KATE: “The song after that is Hello Earth, and this is the point where she's so weak that she relives the experience of the storm that took her in the water, almost from a view looking down on the earth up in the heavens, watching the storm start to form - the storm that eventually took her and that has put her in this situation…”
IMHO...
A moving song, full of sad and beautiful imagery… the moon, the heavens, Oneness, ecological interdependence, the cruel sea, the human mind, a baby, safety, compassion, etc…
The protagonist is alone on the vast ocean surface, gazing at the night sky, and ‘so aware of her situation.’ It’s just her and Nature… “Hello, Earth!… Hello, Earth!”
(Each of the opening calls is echoed by a voice seemingly lost in space.)
The song is about how small we are as individuals, how vast and unpredictable nature is, about trust and how everything is connected and interdependent…
A baby can (playfully) block care-giving Earth out of sight with just one hand (Earth being its mother)… and then make care-taking Earth reappear… Learning to trust and control his/her environment…
To the mother, her baby is her little Earth…
The moon is like a little Earth reflecting our insignificance…
We are all at the mercy of nature and must care more…
We all stare at the night, tracking vastness and insignificance… and maybe a satellite watching storms start to form.
Our heroine is now emotionally, physically and mentally exhausted…
Tired and as helpless as a baby, she cries “Why did I go?” before telling herself to “Go to sleep, little earth.”
Wikipedia: A different recording of "Zinzkaro", the Georgian folk song performed on the soundtrack to Herzog’s “Nosferatu the Vampyre” (1979), by the Vocal Ensemble Gordela, was used by Kate Bush in the song "Hello Earth" on her 1985 album Hounds of Love.
The song's introduction: "Where were you (?) now at nine times the speed of sound..."
Apparently, this is taken from communication between Nasa and the Columbia space shuttle during the flight on August 30, 1983. Dan Brandenstein was the pilot.
So another angle on the song includes: Vulnerable pilot looking at earth.
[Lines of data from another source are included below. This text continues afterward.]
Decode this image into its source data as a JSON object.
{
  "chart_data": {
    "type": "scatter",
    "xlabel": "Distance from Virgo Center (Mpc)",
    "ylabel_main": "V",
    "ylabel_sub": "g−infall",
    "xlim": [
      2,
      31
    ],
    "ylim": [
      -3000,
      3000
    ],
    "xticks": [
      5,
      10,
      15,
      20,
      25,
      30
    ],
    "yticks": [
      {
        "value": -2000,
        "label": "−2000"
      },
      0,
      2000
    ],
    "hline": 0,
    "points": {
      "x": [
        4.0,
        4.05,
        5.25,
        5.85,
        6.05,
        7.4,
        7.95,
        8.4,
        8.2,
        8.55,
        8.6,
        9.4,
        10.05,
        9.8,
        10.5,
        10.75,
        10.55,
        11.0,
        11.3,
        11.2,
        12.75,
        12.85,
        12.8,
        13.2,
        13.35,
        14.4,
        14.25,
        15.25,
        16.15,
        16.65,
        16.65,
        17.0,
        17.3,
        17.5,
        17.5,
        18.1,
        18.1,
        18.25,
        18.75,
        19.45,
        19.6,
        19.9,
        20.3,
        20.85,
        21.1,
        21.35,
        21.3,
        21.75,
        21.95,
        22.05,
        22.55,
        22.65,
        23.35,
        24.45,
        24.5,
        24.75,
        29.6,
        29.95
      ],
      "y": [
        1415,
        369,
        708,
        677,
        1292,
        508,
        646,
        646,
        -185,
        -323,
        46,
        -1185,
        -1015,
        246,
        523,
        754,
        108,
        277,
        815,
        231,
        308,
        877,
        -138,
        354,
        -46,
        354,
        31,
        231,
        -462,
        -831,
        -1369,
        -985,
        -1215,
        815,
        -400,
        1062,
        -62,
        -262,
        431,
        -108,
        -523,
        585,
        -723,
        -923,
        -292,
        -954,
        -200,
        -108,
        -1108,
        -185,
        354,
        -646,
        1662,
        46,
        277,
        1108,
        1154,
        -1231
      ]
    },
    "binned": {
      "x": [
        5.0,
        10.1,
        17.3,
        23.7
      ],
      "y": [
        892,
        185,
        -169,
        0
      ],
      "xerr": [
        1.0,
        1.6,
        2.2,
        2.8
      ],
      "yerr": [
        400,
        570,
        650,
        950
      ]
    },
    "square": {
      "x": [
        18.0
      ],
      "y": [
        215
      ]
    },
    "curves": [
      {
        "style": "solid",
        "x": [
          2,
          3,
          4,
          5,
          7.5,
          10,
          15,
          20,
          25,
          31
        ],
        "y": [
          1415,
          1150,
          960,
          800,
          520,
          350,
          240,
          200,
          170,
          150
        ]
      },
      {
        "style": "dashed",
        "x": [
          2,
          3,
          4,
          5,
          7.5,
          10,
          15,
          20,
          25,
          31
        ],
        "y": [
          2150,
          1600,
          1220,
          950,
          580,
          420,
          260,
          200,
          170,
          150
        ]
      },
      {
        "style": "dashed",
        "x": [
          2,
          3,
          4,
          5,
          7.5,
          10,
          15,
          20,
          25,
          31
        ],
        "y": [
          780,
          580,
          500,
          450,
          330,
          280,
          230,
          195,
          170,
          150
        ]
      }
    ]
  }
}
Pilot reflects on the security of driving with loved one, on terra firma looking up and seeing a satellite spacecraft lit up and moving across the night-sky. Pilot traumatically watching storms form but unable from space to do anything.
Just read
gaffa.org/garden/kate20.htmlKate on the Chorus: “They really are meant to symbolize the great sense of loss, of weakness, at reaching a point where you can accept, at last, that everything can change.”
SO DOES SHE DROWN?
- “Look at it go!” (satellite? Earth? Life?) …
- The fragile echoes of the opening calls are not repeated.
- The sonar signals? … Lost in ‘space’? Lost in the ocean depths? Suffocating/drowning?
- Hello… and good-bye?
- Is this song her tale before she drowns/disappears without a trace?
-- ‘Driving home’/‘I get out of my car’/‘Step into the night…’ - driving/fear/theatre/horror are constant themes in Kate’s work.
-- ‘Why did I go…’ (go sailing?) (go down/drown?) - a rhetorical/existential question?
-- ‘Tiefer, tiefer. Irgendwo in der Tiefe Gibt es ein licht’ is sung by another.
‘Deep. Deep. Somewhere in the darkness, there is a light.’
-- Her tiny, futile torchlight still glows as her body sinks ‘deeper and deeper’ into The Deep.
-- ‘Think inside out’, and this image (and the German voice-over) forms the spiritual teaching that becomes “The Morning Fog”: regenerate and enjoy the big Light that really matters!
Maybe the protagonist of The Ninth Wave drowns with ‘Hello, Earth’…
Maybe Kate has themed the songs around Kübler-Ross' Five Stages of Grief...
Denial - "And Dream of Sheep"
Anger - "Waking the Witch"
Bargaining - "Jig of Life"
Depression - "Watching You Without Me"
Acceptance - "Hello Earth"
"The Morning Fog" - Our life-affirming lesson from that tragedy!